Imagine a world in which the BBC (or whoever, though it does seem prevelant on the Beeb) is unable to afford a camera that is big enough to film someone’s entire face, or, if you're a fan of sci-fi, a world where cameras big enough to film an entire face haven't yet been invented, or, if you're a fan of sci-fi-mutation, a world where people's faces are so huge that no single camera is big enough to catch them in their entirety, anyway, what you get in these worlds, and, more and more on our TVs are silly shots of someone’s ear and cheek while they give you their opinions on fashion (yes, you Ozwald Boatang, love your squared off collars btw), or close ups of people's mouth and teeth or some such. Obviously, on Crimewatch this is understandable but on documentaries can we not just have normal shots of people’s faces while they share their knowledge?
Someone please forward this to Points of View.
My publisher has just bought Boys II Men greatest hit. Bought! Imagine....

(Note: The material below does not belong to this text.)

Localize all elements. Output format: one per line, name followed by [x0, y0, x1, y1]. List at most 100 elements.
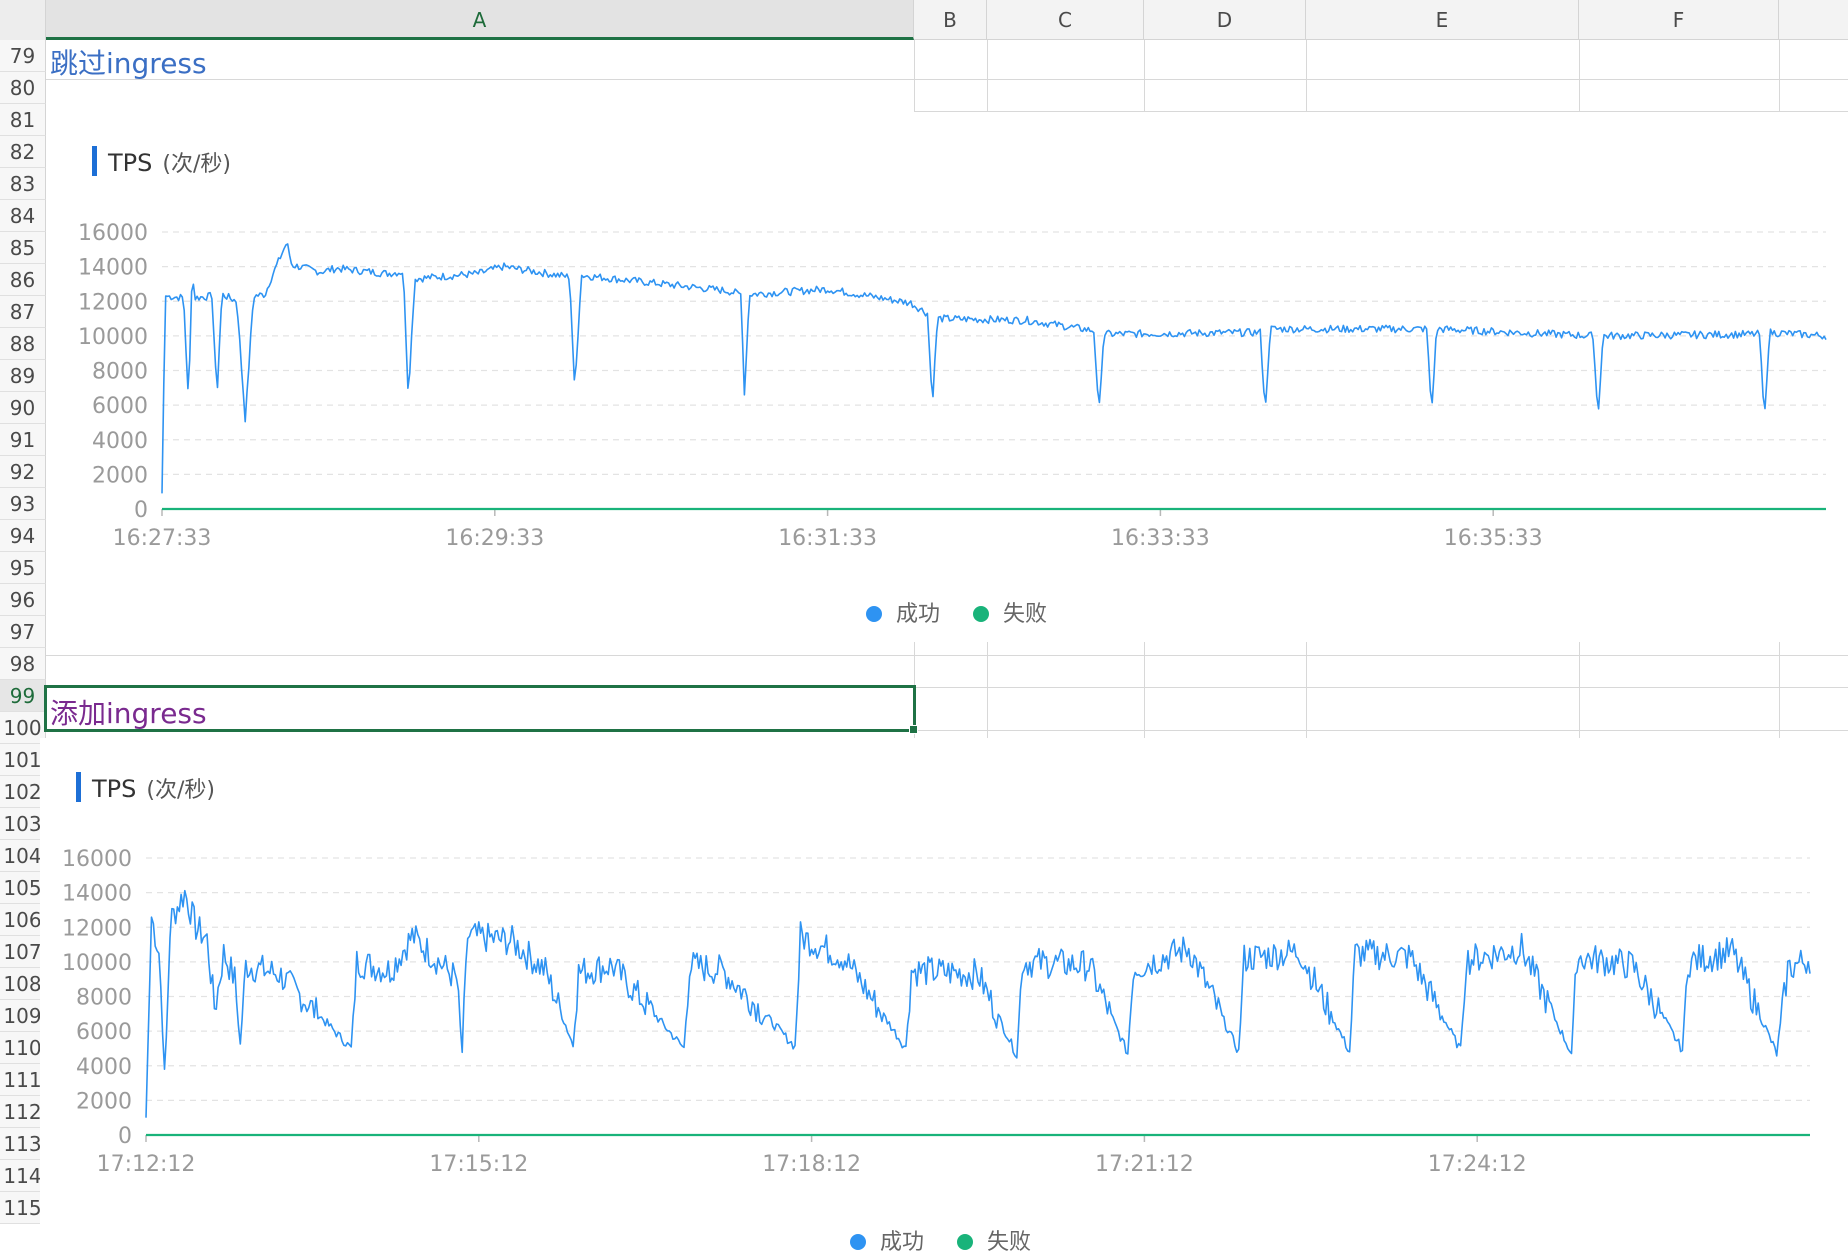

Saturday, January 10, 2009

London has just experienced its coldest day in a decade and all the plants in our garden have drooped. so much for hardy perennials!
i am currently sitting in the freezing cold kitchen with a glass of mead. I know! Mead. I've tried it before and quite liked it but the glass i am drinking actually tastes pretty rank - imaginge washing a Locket down with some washing up water. And I've got a whole bottle of it, which i think even i will have to pour down the sink.
regular readers will know how much that will hurt.
i am, as i sip, watching a new TV show which may knock YBF from my FTVS (that's You've Been Framed from my Favourite TV Spot). the show in question actually isn't actually a million miles away from my beloved YBF, as it offers participants plenty of opporunities for injuring themselves. it's a bit like Extreme It's a Knockout. 'Players' have to run round an assault course (weird compound noun, if you think about it) which has things like 'the balls', which is a roll of huge red balls on columns that contestants have to leap across. There are five of them. So far, no one has made it beyond the second one. Another challenge involves crossing a wall, which they have to kind of straddle and inch their way across. Did i mention that the wall has holes in it and fists coming through throwing punches?
My favourite round so far, though, has been the one where the players are whizzed round on roundabout before being bunged off to do another series of trials.
It's hilarious. Fortunately (for them) the contestants are well wrapped up in padded vests and helmets and all of the equipment is wrapped in padding. but i'm sure somewhere there's an extreme version using the same course but without the padding. but that's probably pay per view.

Saturday, January 3, 2009

A mate of mine keeps sending me links to porn sites. these links invariably feature people doing very unseemly things to each other, and, in particularly erm, interesting examples, to themselves. i shan't go into details but isn't it funny how when the more porn you watch, the more bizarre sex seems and the less appealing it is? i say forget castration for the sexual deviants - put them in front of youporn for a couple of hours and they'd soon be begging for an episode of Corrie.
or is that just me.
now, there's no way to link that story to the next one so let's pretend you've clicked through to a whole new story.
i was once wandering the streets of Barcelona, round by the picasso museum, when i suddenly found myself being accosted by a female beggar asking me for money.
first of all she asked me for a coin (to translate literally) while i was outside the bank waiting for my sister. i politely declined her request.
next, she got me while i was sitting on a terrace having a glass of wine. once more, i refused.
finally, as i came out of the shop of the textile museum she came up to me AGAIN and asked me for some money.
me: 'No'.
her: 'Why not?'
which i must say, totally flummoxed me. I genuinely couldn't think of any reason why i, who had plenty of cash, shouldn't give any to this (it has to be said, pushy) woman who had none.
which just goes to prove. if at first you don't succeed, pester, pester and pester again.